Euc20197/Sub-Problem 2

Problem

Consider the function $f(x) = x^2 - 2x$ . Determine all real numbers $x$ so that $x$ satisfy $f(f(f(x))) = 3$ .

Solution 1

Let's say that $f(f(x))=a$ . Then, if $f(a)=3$ , then $a^2-2a-3=0$ , so $a=-1$ or $3$ . Now, let's do $f(f(x))=a$ and call $f(x)=b$ (so basically we are doing $f(b)=a$ ). Here, $a=-1$ or $3$ . If $a=3$ , then $b=3$ or $-1$ . If $a=-1$ , then $b^2-2b=-1$ , so $b^2-2b+1=0$ . Here, $b=1$ is the only solution.
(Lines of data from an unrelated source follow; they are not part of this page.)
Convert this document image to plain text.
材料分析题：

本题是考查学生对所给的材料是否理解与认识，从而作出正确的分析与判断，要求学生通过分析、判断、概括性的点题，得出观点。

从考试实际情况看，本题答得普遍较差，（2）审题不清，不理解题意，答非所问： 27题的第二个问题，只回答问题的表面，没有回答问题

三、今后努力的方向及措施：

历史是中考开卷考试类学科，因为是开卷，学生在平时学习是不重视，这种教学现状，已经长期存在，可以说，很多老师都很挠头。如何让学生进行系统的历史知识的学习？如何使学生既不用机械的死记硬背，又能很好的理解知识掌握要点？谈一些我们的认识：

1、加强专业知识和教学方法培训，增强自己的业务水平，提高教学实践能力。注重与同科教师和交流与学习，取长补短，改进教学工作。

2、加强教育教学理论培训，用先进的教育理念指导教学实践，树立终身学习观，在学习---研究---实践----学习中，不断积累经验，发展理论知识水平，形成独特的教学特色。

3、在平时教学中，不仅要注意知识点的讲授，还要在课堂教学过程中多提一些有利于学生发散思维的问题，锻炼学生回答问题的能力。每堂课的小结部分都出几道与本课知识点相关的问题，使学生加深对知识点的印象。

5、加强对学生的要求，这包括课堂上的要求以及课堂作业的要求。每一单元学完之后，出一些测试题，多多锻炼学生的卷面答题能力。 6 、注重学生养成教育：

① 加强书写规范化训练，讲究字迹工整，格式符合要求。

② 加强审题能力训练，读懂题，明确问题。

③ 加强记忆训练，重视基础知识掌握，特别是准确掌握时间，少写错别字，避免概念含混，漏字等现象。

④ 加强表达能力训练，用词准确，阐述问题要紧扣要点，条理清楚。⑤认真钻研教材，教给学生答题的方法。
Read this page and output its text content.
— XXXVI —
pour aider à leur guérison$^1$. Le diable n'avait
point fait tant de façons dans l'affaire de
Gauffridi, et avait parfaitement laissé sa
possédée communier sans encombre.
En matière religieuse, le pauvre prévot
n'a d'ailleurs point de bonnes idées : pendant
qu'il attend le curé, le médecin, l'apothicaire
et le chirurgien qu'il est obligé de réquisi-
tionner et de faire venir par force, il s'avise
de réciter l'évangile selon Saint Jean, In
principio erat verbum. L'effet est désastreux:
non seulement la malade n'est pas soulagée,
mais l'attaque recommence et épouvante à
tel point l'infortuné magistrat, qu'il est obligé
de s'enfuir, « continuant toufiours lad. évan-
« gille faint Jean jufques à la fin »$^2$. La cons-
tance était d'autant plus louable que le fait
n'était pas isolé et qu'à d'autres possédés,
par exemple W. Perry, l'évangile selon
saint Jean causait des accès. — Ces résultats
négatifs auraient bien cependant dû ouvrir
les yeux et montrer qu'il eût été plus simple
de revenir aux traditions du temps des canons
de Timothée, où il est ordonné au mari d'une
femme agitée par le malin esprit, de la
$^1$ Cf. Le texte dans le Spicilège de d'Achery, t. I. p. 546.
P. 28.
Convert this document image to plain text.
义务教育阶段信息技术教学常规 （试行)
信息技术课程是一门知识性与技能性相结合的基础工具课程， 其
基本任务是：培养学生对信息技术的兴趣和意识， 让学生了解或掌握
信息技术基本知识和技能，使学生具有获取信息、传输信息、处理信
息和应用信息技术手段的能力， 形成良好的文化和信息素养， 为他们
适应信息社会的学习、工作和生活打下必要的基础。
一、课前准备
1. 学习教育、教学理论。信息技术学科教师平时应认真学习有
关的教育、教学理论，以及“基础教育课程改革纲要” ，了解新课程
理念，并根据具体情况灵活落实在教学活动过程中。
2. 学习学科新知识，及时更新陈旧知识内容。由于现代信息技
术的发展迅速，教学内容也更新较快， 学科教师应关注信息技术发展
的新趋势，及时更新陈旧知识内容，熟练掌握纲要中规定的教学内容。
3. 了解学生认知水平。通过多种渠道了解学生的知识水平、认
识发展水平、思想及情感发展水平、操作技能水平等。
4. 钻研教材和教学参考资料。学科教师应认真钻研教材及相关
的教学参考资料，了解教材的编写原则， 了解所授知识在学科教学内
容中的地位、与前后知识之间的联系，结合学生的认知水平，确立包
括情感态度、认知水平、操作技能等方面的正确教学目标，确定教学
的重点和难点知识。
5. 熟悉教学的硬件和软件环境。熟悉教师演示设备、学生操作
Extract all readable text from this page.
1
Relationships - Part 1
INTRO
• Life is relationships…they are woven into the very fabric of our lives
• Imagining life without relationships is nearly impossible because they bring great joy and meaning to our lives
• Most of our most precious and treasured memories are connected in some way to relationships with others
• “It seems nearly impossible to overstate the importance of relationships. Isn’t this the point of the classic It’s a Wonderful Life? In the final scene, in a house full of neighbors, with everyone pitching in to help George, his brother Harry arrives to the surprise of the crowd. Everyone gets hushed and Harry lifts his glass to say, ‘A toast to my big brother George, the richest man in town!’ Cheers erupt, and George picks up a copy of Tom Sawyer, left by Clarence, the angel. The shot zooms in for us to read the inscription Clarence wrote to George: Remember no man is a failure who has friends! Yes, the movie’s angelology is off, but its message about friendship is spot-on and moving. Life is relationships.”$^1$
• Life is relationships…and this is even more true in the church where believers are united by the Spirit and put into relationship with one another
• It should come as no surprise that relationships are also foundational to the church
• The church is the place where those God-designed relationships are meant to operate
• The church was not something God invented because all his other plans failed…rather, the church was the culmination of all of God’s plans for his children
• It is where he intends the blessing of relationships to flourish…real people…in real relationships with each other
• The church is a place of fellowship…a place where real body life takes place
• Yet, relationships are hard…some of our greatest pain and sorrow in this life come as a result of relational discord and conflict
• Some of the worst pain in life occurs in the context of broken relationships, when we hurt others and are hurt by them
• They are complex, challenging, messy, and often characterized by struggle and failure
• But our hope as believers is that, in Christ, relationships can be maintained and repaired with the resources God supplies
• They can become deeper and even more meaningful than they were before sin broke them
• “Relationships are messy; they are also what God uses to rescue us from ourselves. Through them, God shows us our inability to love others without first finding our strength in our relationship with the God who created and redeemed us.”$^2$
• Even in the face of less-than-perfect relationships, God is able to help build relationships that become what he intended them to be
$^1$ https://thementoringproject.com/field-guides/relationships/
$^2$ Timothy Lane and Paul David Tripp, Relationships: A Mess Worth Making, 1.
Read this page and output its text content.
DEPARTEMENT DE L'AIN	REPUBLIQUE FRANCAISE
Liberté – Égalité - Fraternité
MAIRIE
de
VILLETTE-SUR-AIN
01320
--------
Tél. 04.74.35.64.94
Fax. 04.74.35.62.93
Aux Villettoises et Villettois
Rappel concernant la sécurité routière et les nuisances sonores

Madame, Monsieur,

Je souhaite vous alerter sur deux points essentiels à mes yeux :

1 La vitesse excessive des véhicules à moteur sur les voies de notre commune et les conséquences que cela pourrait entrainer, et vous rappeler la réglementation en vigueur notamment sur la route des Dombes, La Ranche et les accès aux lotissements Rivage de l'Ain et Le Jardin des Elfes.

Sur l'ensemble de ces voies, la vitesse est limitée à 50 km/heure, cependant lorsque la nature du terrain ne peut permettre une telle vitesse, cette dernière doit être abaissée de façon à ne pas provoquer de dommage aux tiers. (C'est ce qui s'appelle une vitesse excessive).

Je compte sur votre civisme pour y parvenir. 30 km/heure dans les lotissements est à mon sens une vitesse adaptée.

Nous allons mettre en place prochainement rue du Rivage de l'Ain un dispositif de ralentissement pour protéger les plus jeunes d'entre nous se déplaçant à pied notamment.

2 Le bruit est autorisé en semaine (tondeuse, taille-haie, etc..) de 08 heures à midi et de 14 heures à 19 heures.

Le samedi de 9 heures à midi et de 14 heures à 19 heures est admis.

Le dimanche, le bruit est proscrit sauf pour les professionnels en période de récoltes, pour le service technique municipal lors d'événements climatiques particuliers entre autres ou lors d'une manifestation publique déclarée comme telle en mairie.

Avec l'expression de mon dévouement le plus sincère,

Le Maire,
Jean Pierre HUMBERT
Now, let's do $f(x)=b$ . Here, because from $f(b)=a$ we have the possibilities of $b=1, -1,$ or $3$ , so we have $f(x)=1, -1,$ or $3$ . If $f(x)=3$ , then $x=-1$ or $3$ . If $f(x)=-1$ , then $x=1$ . If $f(x)=1$ , then we have $x^2-2x=1$ , so $x^2-2x-1=0$ . Here, after applying the quadratic formula, it will give us $x=1-\sqrt2$ or $1+\sqrt2$ , so our only possibilities are $\boxed{3, -1, 1, 1+\sqrt2,}$ and $\boxed{1-\sqrt2}$ .